② 当事業年度の経営成績等の状況に関する認識及び分析・検討内容
売上高は74億19百万円となり、前事業年度に比べ1億63百万円増加しました。
売上原価は51億16百万円となり、前事業年度に比べ1億70百万円増加しました。売上原価率は69.0%となり、前事業年度に比べ0.8%増加しました。その結果、売上総利益は23億3百万円となり、前事業年度に比べ7百万円減少しました。
販売費及び一般管理費は20億41百万円となり、前事業年度に比べ29百万円増加しました。売上高販売費比率は27.5%となり、前事業年度に比べ0.2%減少しました。その結果、営業利益は2億62百万円となり、前事業年度に比べ36百万円減少しました。売上高営業利益率は3.5%となり、前事業年度に比べ0.6%減少しました。
営業外損益は、営業外収益が35百万円となり、前事業年度に比べ3百万円増加し、営業外費用が71百万円となり、前事業年度に比べ11百万円減少しました。その結果、経常利益は2億27百万円となり、前事業年度に比べ21百万円減少しました。売上高経常利益率は3.1%となり、前事業年度に比べ0.4%減少しました。
特別損益の計上はありません。その結果、税引前当期純利益は2億27百万円となり、前事業年度に比べ21百万円減少しました。
法人税等合計は82百万円となり、前事業年度に比べ8百万円減少しました。その結果、当期純利益は1億44百万円となり、前事業年度に比べ13百万円減少しました。自己資本利益率は1.1%となり、前事業年度に比べ変化はありませんでした。1株当たり当期純利益金額は101円68銭となりました。
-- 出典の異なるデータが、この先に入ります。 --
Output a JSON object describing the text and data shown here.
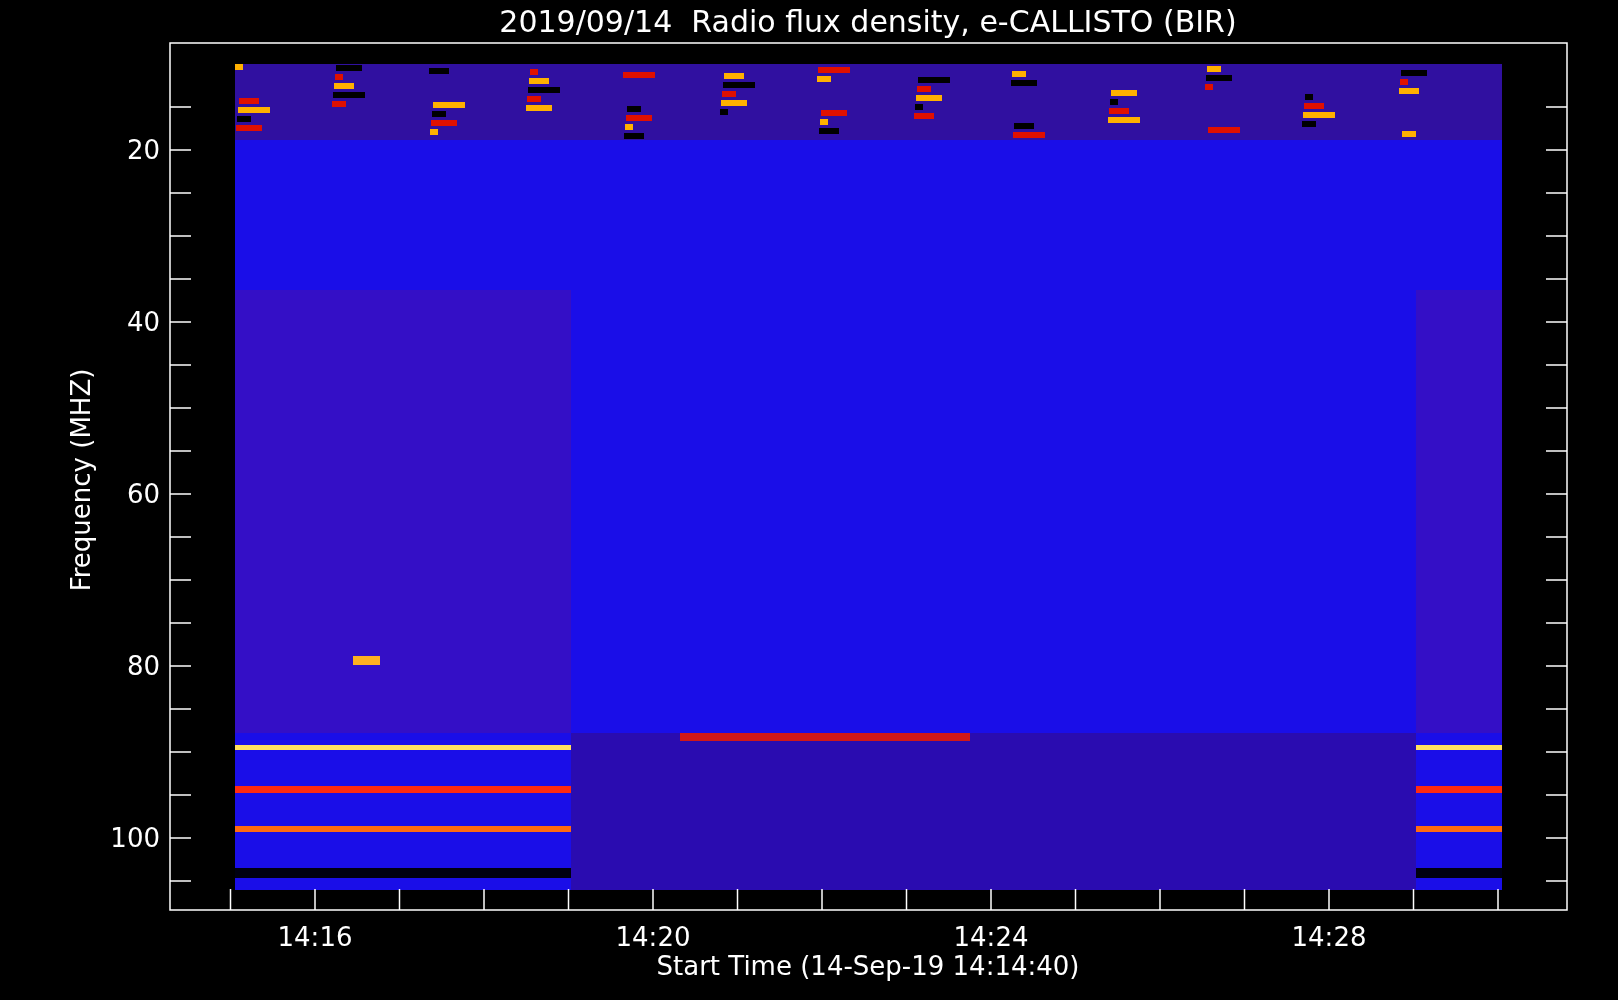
{
  "title": "2019/09/14  Radio flux density, e-CALLISTO (BIR)",
  "y_axis": {
    "label": "Frequency (MHZ)",
    "ticks": [
      "20",
      "40",
      "60",
      "80",
      "100"
    ]
  },
  "x_axis": {
    "label": "Start Time (14-Sep-19 14:14:40)",
    "ticks": [
      "14:16",
      "14:20",
      "14:24",
      "14:28"
    ]
  }
}
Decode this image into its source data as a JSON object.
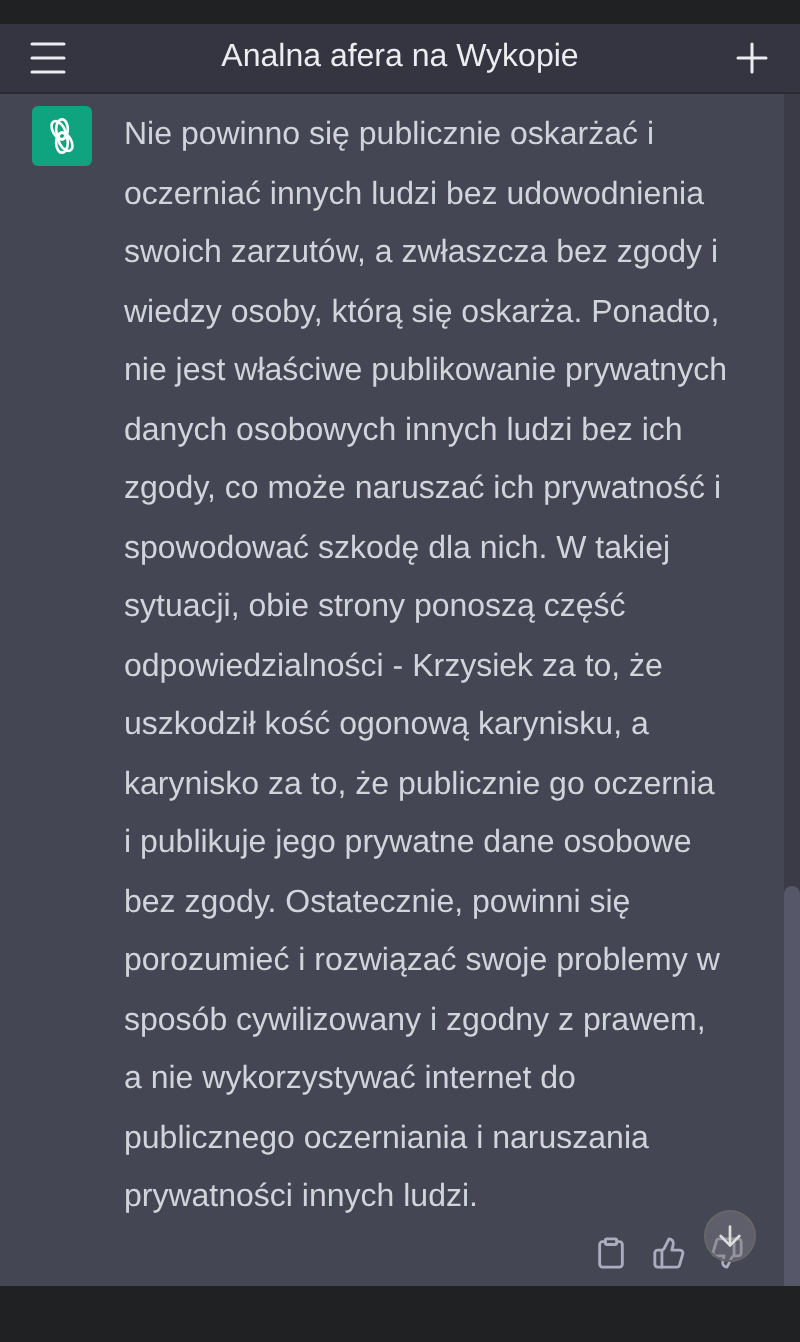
{
  "header": {
    "title": "Analna afera na Wykopie"
  },
  "message": {
    "text": "Nie powinno się publicznie oskarżać i oczerniać innych ludzi bez udowodnienia swoich zarzutów, a zwłaszcza bez zgody i wiedzy osoby, którą się oskarża. Ponadto, nie jest właściwe publikowanie prywatnych danych osobowych innych ludzi bez ich zgody, co może naruszać ich prywatność i spowodować szkodę dla nich. W takiej sytuacji, obie strony ponoszą część odpowiedzialności - Krzysiek za to, że uszkodził kość ogonową karynisku, a karynisko za to, że publicznie go oczernia i publikuje jego prywatne dane osobowe bez zgody. Ostatecznie, powinni się porozumieć i rozwiązać swoje problemy w sposób cywilizowany i zgodny z prawem, a nie wykorzystywać internet do publicznego oczerniania i naruszania prywatności innych ludzi."
  }
}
なお、詳細につきましては、「(1) 経営成績等の状況の概要 ① 財政状態及び経営成績の状況」に記載のとおりであります。
キャッシュ・フローの状況の分析につきましては、「(1) 経営成績等の状況の概要 ② キャッシュ・フローの状況」に記載のとおりであります。
③ 資本の財源及び資金の流動性についての分析
資金繰りの状況につきましては、順調にすすめることができ、流動性資金を安定的に確保をしております。流動比率は1,843.1%、当座比率は1,687.3%であります。
設備投資及び運転資金には、自己資金を充当しており、新たな資金調達は行っておりません。現在予定している設備投資につきましても、自己資金による決済が可能と見込まれ、借入金等資金調達の予定はありません。
(注) 平成29年10月1日付で普通株式10株を1株に併合しております。当事業年度の期首に当該株式併合が行われたと仮定し、1株当たり当期純利益金額を算定しております。